Durante um tempo, parecia que maus tempos de antigamente haviam
voltado na Indonésia. Em agosto, a Justiça rejeitou o recurso do
candidato derrotado na última eleição presidencial, um ex-general e
genro de um ex-ditador, que apontava fraude no pleito de julho.
No lado de fora do tribunal, seus partidários enfrentaram a polícia, que
disparou jatos de água e gás lacrimogêneo para impedi-los de invadir o
edifício.
Mas, então, algo estranho aconteceu: o derrotado aceitou a derrota,
levando a um desenlace pacífico a eleição presidencial mais disputada na
história da Indonésia. No mês que vem tomará posse Joko Widodo,
culminando uma ascensão impressionante de um carpinteiro favelado a
líder do quarto país mais populoso do mundo.
Dezesseis anos depois dos violentos protestos pró-democracia que levaram
à derrubada de Suharto, o ditador autoritário cujo governo corrupto e
brutal era apoiado pelos militares, a Indonésia se tornou um modelo de
transição democrática pacífica no Sudeste Asiático, região onde isso é
cada vez mais raro.
Na Tailândia, os militares derrubaram em maio, pela segunda vez em oito anos, um governo democraticamente eleito.
Malásia e Camboja estão mergulhados em turbulências política desde as
eleições parlamentares do ano passado -em ambos os casos, alvo de
denúncias oposicionistas de fraude. Malásia, Camboja e Cingapura jamais
tiveram uma transferência democrática de poder para a oposição política.
As Filipinas já tiveram eleições democráticas, mas elas tendem a ser
manchadas por fraudes e violência, e os dois últimos presidentes
mandaram prender seus antecessores.
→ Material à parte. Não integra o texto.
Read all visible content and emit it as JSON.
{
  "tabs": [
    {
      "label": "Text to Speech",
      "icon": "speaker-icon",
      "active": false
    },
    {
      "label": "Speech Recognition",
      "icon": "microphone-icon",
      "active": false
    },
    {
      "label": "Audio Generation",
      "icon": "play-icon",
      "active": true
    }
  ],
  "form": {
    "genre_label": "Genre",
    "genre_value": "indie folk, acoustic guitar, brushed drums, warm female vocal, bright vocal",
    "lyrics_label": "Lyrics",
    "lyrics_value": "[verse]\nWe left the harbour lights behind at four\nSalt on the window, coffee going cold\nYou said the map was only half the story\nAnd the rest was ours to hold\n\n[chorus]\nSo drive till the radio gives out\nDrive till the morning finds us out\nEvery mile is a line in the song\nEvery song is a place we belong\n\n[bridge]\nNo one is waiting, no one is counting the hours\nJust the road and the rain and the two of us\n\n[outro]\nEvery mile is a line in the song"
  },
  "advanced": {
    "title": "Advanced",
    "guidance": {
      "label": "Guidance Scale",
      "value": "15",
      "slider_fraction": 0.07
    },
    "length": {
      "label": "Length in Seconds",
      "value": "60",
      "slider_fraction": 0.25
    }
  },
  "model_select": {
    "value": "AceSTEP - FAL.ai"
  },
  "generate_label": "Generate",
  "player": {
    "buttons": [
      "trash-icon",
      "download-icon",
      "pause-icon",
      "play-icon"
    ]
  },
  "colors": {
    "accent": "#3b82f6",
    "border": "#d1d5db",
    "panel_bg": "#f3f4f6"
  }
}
E essas são as democracias.
O Vietnã adota um regime de partido comunista desde a sua unificação,
enquanto Mianmar está dando seus primeiros passos na direção da
abertura, após décadas de regime militar.
Enquanto isso, a Indonésia, além da eleição presidencial, realizou com
sucesso um pleito parlamentar geral em abril, quando cerca de 140
milhões de pessoas votaram, uma participação de 75% do eleitorado
inscrito.
"Não há dúvida de que a Indonésia é agora o país mais democrático do
Sudeste Asiático, e isso é algo que ninguém poderia ter previsto em
1998", disse Marcus Mietzner, especialista em Indonésia da Universidade
Nacional Australiana.
O desempenho da Indonésia em outras frentes ainda deixa espaço para
melhorias. A corrupção permanece endêmica nesta nação de 250 milhões de
habitantes, as minorias religiosas enfrentam discriminação e violência,
e, de acordo com a Human Rights Watch, os membros das forças de
segurança do Estado ainda gozam de "impunidade generalizada" por
violações graves dos direitos humanos. Mas a maioria dessas áreas,
também, apresenta um enorme progresso.
A razão central para o sucesso da Indonésia é que, ao contrário do que
ocorreu na Tailândia, os líderes civis pós-Suharto tiraram as Forças
Armadas da política. Os legisladores aprovaram emendas constitucionais
que privaram os militares da sua bancada biônica na Câmara dos
Deputados, dando lugar a eleições parlamentares diretas. Outro avanço
fundamental para a Indonésia, segundo os especialistas, foi o seu ousado
movimento na direção da autonomia regional em todos os cantos do vasto
arquipélago, um ano depois da renúncia de Suharto, em maio de 1998.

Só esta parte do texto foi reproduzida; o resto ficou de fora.